The Hunger and Other Stories
- First edition cover
- Author: Charles Beaumont
- Cover artist: Robert Clyne
- Language: English
- Genre: short stories
- Published: 1957 G. P. Putnam's Sons
- Publication place: United States
- Media type: Print (hardback & paperback)
- Pages: 234 pages

= The Hunger and Other Stories =

Collection of short stories by Charles Beaumont

The Hunger and Other Stories is the first collection of short stories by American writer Charles Beaumont, published in April 1957. A British edition was published in 1964 under the title Shadow Play.
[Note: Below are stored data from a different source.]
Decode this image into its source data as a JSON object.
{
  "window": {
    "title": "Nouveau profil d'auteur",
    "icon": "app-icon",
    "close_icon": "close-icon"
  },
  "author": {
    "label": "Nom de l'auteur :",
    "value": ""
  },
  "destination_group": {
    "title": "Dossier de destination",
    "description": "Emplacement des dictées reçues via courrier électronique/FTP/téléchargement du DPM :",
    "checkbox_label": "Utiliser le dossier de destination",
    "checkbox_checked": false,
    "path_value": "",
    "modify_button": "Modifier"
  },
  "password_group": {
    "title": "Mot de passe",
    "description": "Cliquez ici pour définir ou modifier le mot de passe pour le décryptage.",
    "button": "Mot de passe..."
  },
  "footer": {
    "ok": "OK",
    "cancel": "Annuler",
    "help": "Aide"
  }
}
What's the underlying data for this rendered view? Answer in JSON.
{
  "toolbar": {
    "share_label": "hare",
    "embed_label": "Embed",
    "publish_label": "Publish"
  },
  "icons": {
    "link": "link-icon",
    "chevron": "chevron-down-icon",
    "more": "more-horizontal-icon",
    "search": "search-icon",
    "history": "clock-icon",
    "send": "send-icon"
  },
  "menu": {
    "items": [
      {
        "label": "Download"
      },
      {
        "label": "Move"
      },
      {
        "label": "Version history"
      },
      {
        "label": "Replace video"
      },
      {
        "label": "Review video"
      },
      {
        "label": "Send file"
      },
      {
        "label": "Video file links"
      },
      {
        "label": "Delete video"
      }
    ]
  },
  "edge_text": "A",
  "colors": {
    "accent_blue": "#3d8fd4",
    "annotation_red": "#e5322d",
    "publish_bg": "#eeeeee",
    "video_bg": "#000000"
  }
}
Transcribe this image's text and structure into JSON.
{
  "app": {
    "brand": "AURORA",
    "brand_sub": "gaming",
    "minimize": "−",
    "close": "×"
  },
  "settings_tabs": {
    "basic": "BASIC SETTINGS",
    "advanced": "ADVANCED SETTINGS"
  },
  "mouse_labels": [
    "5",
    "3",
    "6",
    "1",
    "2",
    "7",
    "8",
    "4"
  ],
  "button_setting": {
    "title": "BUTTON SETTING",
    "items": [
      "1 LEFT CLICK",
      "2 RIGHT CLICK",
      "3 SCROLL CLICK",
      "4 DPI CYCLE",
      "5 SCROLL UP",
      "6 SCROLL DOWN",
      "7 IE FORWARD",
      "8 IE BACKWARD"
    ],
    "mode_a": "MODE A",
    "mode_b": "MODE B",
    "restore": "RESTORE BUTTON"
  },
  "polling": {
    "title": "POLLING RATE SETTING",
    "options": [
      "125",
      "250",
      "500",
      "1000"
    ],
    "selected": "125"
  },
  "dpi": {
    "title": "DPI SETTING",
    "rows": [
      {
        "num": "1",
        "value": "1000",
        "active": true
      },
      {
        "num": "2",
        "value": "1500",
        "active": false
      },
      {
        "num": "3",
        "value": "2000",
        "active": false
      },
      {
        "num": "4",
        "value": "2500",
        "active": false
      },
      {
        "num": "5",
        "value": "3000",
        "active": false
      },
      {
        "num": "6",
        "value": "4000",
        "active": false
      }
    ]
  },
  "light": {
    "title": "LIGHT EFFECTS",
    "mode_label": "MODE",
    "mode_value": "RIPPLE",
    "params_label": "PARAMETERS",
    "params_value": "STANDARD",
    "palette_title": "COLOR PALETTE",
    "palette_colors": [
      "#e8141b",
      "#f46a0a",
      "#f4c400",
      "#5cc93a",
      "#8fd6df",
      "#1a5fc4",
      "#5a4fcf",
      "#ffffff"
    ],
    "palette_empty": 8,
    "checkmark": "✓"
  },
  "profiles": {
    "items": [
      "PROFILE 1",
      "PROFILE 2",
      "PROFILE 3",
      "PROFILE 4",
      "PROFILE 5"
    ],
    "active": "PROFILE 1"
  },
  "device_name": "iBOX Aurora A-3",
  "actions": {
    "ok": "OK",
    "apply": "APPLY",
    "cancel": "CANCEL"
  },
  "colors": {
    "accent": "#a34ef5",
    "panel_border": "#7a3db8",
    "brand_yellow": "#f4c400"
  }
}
In 2013 Valancourt Books released the first new edition in nearly 50 years.

==Stories collected==

| Title | Originally published in |
|---|---|
| "Miss Gentilbelle" | Previously unpublished |
| "The Vanishing American" | August 1955 issue of F&SF |
| "A Point of Honor" / "I'll Do Anything" | November 1955 issue of Manhunt |
| "Fair Lady" | Previously unpublished |
| "Free Dirt" | May 1955 issue of F&SF |
| "Open House" | Previously unpublished |
| "The Train" | Previously unpublished |
| "The Dark Music" | December 1956 issue of Playboy |
| "The Customers" | Previously unpublished |
| "Last Night in the Rain" / "Sin Tower" | October 1956 issue of Nugget |
| "The Crooked Man" | August 1955 issue of Playboy |
| "Nursery Rhyme" | Previously unpublished |
| "The Murderers" | February 1955 issue of Esquire |
| "The Hunger" | April 1955 issue of Playboy |
| "Tears of the Madonna" | Previously unpublished |
| "The Infernal Bouillabaisse" | Previously unpublished |
| "Black Country" | September 1954 issue of Playboy |

==Reception==
Anthony Boucher praised Beaumont for his portrayal of "an eery uncertain world of unexpected terrors and betrayals," although he faulted the story selection in The Hunger for including "a few items weak in either concept or execution"; Boucher concluded, however, that the volume included "enough wholly admirable stories to make the book worth every reader's while."